Luke’s Infancy Stories: The Annunciation
Luke’s gospel is the first volume of a two-volume work, in which Luke stresses that the salvation won by Christ is for all peoples, not only the Jews. In the first two chapters, however, he underlines that this salvation is for the poor and needy, and especially for the faithful of Israel, the remnant who remained true. It is also for women as well as men. So the first recipients of the news of salvation are the priest Zechariah and his barren wife, Elizabeth. It is Mary who receives the angel’s message, not Joseph, as in Matthew. Salvation to all nations is announced by the ancient Simeon and is echoed by the equally old prophetess, Anna.
Conventionally, our imagination of the scene of the Annunciation is shaped by Fra Angelico’s painting. But what was Mary doing, and what was she thinking? Perhaps she was mucking out the poultry or carrying water from the well. Surely she was thinking of her approaching marriage, her attractive boyfriend and the family they would have. Then suddenly the message came that she and her son were to be different. The thought was couched in the terms of the only literature she knew, the Bible. There were phrases full of mysterious meaning, drawn from the ancient promises, ‘the throne of his ancestor David’, ‘holy’, ‘called son of God’. How much did she understand? Puzzled, she gave her consent to remain as ever the Lord’s servant.
Throughout this early story runs the contrast with John the Baptist: announcement to parents, astonishment, properties of the child, birth, circumcision. At every stage John is wonderful but his cousin Jesus more wonderful. So John is ‘great before the Lord’, but Jesus ‘great and son of the Most High’. Or again joy among the friends and neighbours for John, and joy to be shared by the whole people (and the angels) at Jesus.
Question: How does Luke show here that salvation was being offered to Israel?
Luke’s Infancy Stories: The Birth of Jesus
It is a picture of total destitution. A desperate search for somewhere to give birth to the child. ‘No room at the inn’ is not a fair translation. Rather it should be ‘no room in the living-quarters’. An ‘inn’ suggests at least a cosy medieval world, but there was no hospitality anywhere for that unmarried mother. We might imagine a one-roomed dwelling on two levels, the lower level for the cattle, and that was the only place where Mary could give birth and lay her baby in the cattle-feedingtrough, while all the time there was rejoicing in heaven. And what a contrast between the threadbare shepherds, so destitute that they have to mind sheep for others, and the rich and dignified Wise Men of Matthew! It did not even occur to the shepherds to bring a present; they didn’t move in polite circles.
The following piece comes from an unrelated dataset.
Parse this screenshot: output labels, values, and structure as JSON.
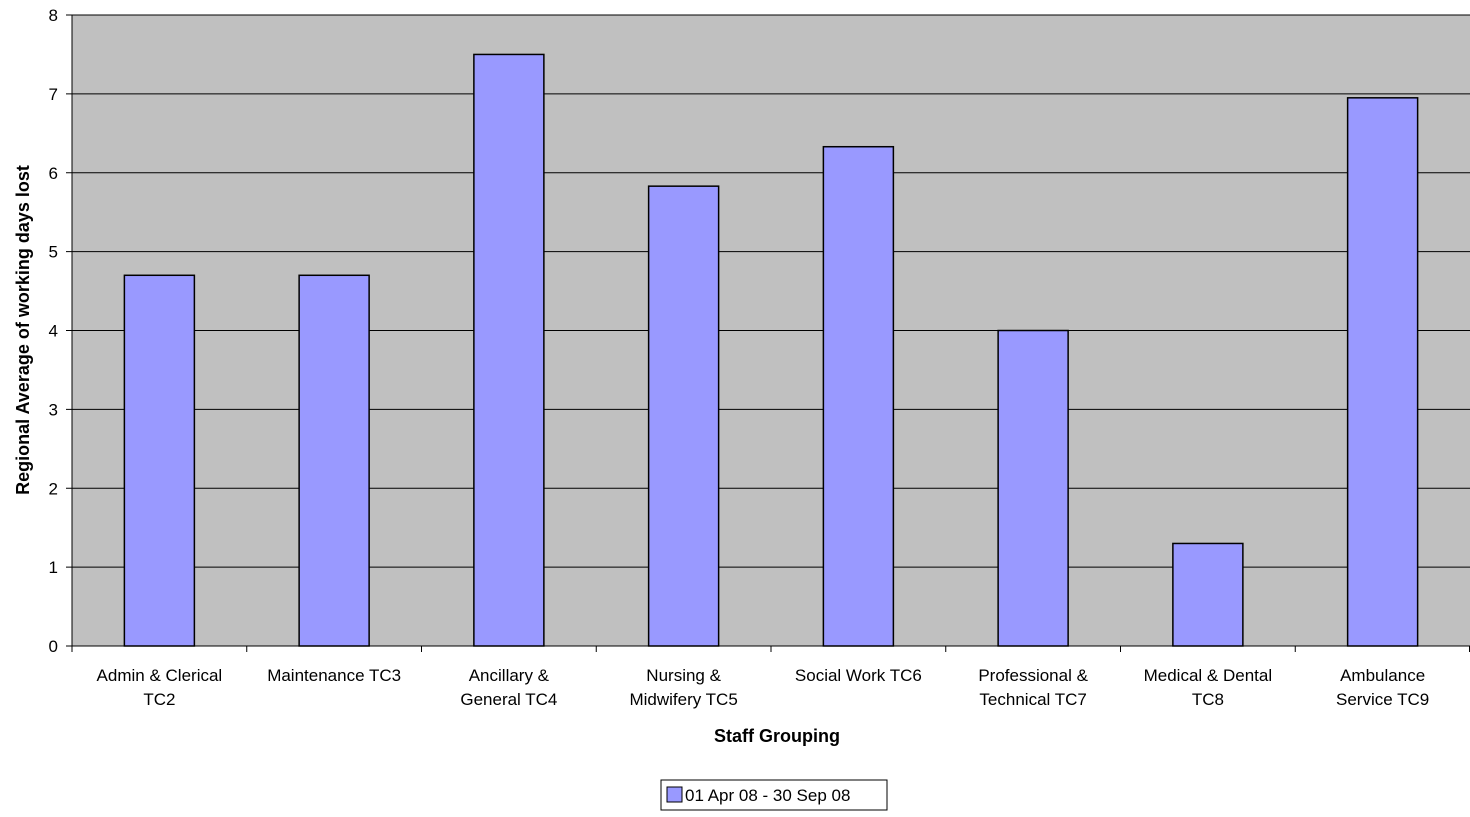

Another contrast: the parents could not even afford a lamb. They had to present a couple of fledglings (two a penny?), while Simeon promised that the boy being circumcised was a light of revelation for the gentiles and the glory of God’s people Israel. And then that daunting sword-thrust which must have brought continual, agonising worry to Mary. Throughout his gospel Luke is making clear that wealth is no path to happiness, and that God’s chosen ones are the poor, faithful to their ideals through thick and thin. Jesus is the patron of the homeless and displaced, the patron of refugees.
A third contrast: the parents frantically searching for their lost twelve-year-old, now a day’s journey away, back in Jerusalem, and the child calmly sitting with the teachers and astounding them by his wisdom. The parents are so relieved that they hardly have a complaint to make, while the child under their authority learnt that perfect obedience which he would offer to his Father in heaven.
Question: Is the poverty of Mary and Joseph Luke’s principal emphasis?